Williamsburg, Bethel-Tate gifted students participate in national math competition

December 20th, 2012    Author: Administrator    Filed Under: Community

From left are Gifted STEM teacher Heather Frost-Hauck, fifth graders Samuel Frondorf, Garret Harrison, Lily Williford, Cooper Reinert, Sydney Gee, Trey Hollins, Cordelia Brumley, and Gifted STEM teacher Fay Wagner.

From left are Autumn Gregory, Gifted STEM teacher Heather Frost-Hauck, Elijah Ryan, Montana Reynolds, Lily Wood, Karis Jurgens, Kirstyn Thomas, Luke Frondorf, Henry Gee, Gifted STEM teacher Fay Wagner, and Ivy Zinser.

From left are Gifted STEM teacher Heather Frost-Hauck, third graders Aiden Harrison, Nicholas Moorehead, Hayden Hollins, Jason Crouch, and Gifted STEM teacher Fay Wagner.

By Art Hunter
Editor

The Clermont County Gifted STEM Program has been serving students in the Bethel-Tate and Williamsburg school districts for three years. The collaborative effort between the two districts serves students identified as gifted in grades three through eight.

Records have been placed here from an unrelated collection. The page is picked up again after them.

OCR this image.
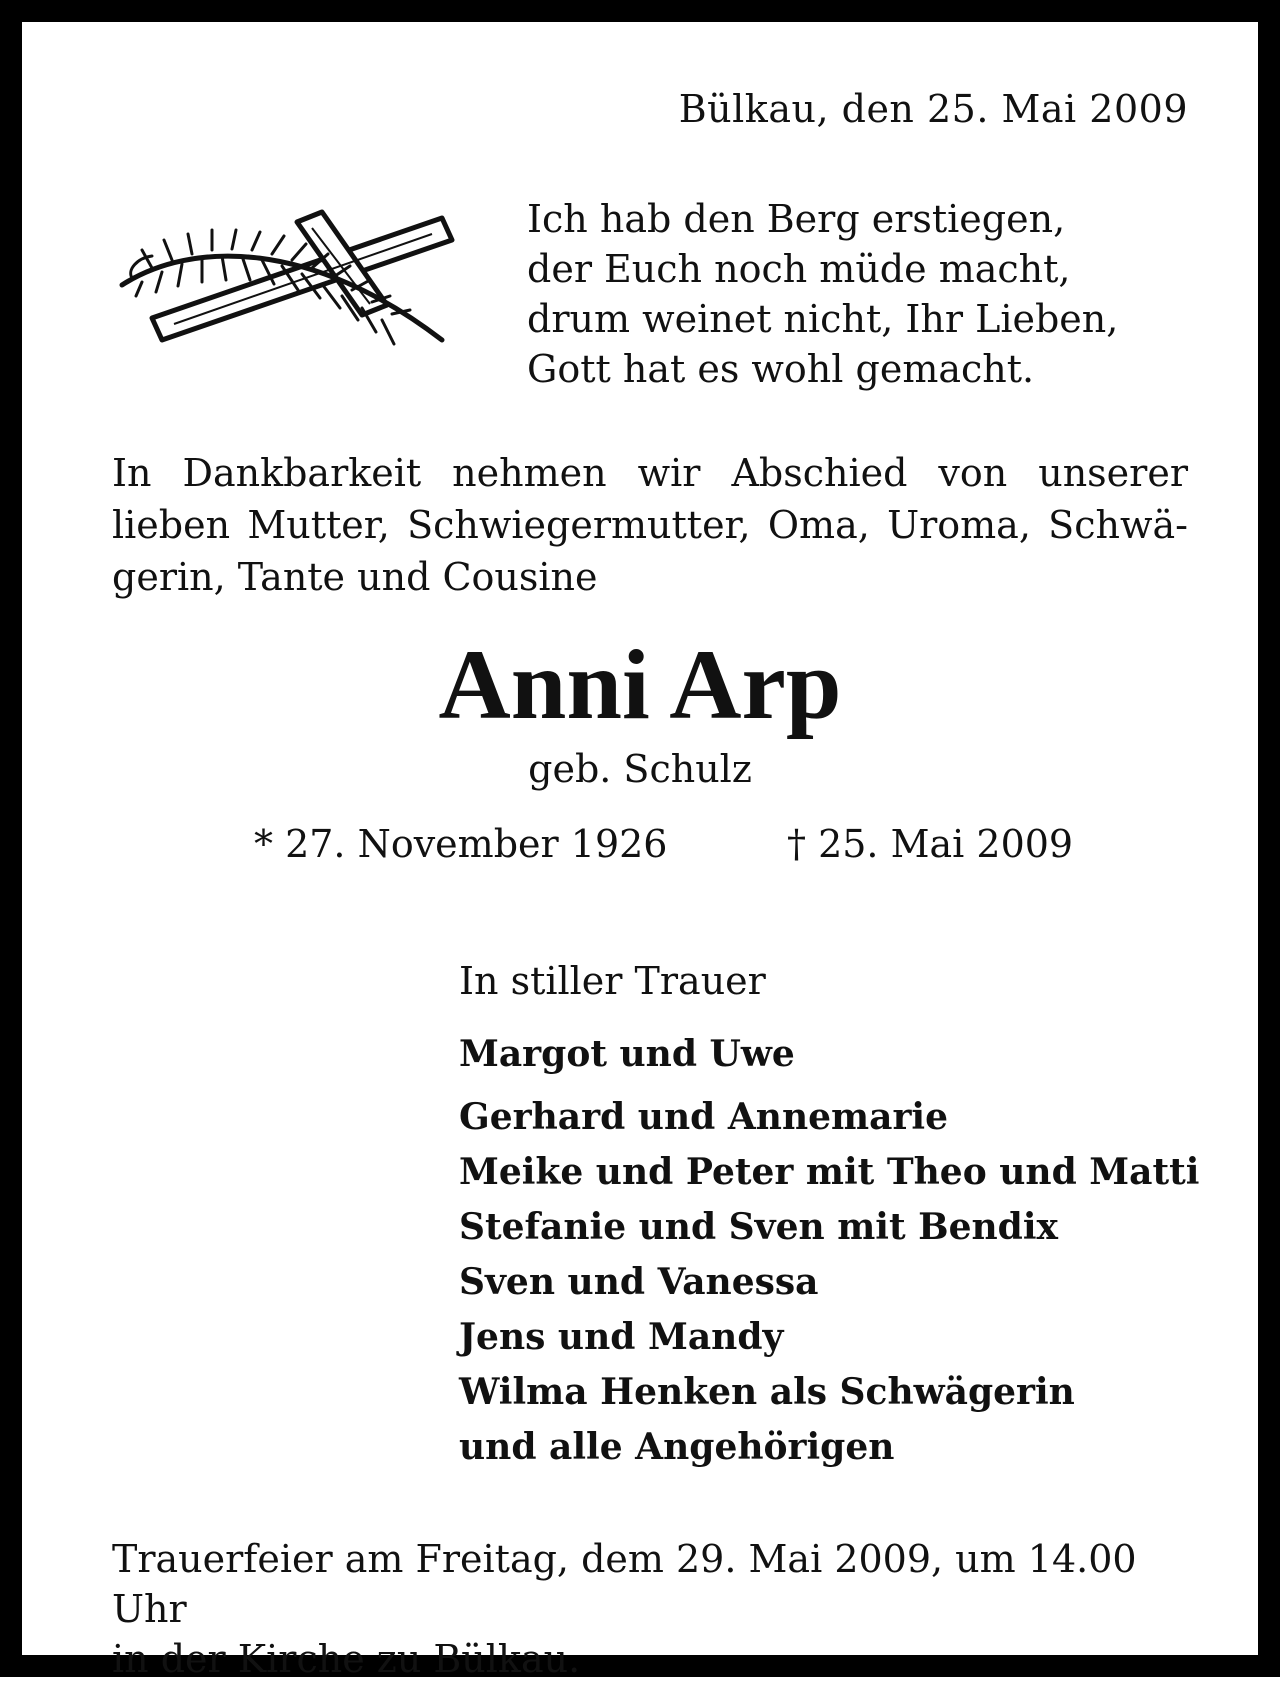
Bülkau, den 25. Mai 2009
Ich hab den Berg erstiegen,
der Euch noch müde macht,
drum weinet nicht, Ihr Lieben,
Gott hat es wohl gemacht.
In Dankbarkeit nehmen wir Abschied von unserer lieben Mutter, Schwiegermutter, Oma, Uroma, Schwägerin, Tante und Cousine
Anni Arp
geb. Schulz
* 27. November 1926	† 25. Mai 2009
In stiller Trauer
Margot und Uwe
Gerhard und Annemarie
Meike und Peter mit Theo und Matti
Stefanie und Sven mit Bendix
Sven und Vanessa
Jens und Mandy
Wilma Henken als Schwägerin
und alle Angehörigen
Trauerfeier am Freitag, dem 29. Mai 2009, um 14.00 Uhr
in der Kirche zu Bülkau.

Sixty of the program’s 125 students recently took part in the Noetic Learning Mathematics Contest. The contest is a national elementary math problem solving competition. Held twice a year, the competition is designed to encourage interest in math and help develop problem solving skills.

Faye Wagner, a Clermont County Gifted STEM teacher, said that the test is only given to the nation’s top math students, and the Clermont County students fared well against very strong competition.

“We had a lot of students score in the top half of all the students who took the test,” Wagner said. “This is something to celebrate and be really proud of.”

Wagner noted that not only did more than half of the program’s students score in the top 50 percent of all those taking the test, but six of the program’s students scored in the top 10 percent in the nation.

Fifth-grader Samuel Frondorf distinguished himself by achieving the top score in the state of Ohio.

The competition consists of 20 problems, covering a wide range or math skills, from computation to algebra, geometry and statistics, which students have 45 minutes to solve.

The students were recognized Tuesday, Dec. 11 at the monthly meeting of PALS, the Parents for Advanced Learners, a support group made up of parents and educators of students in the Gifted STEM Program.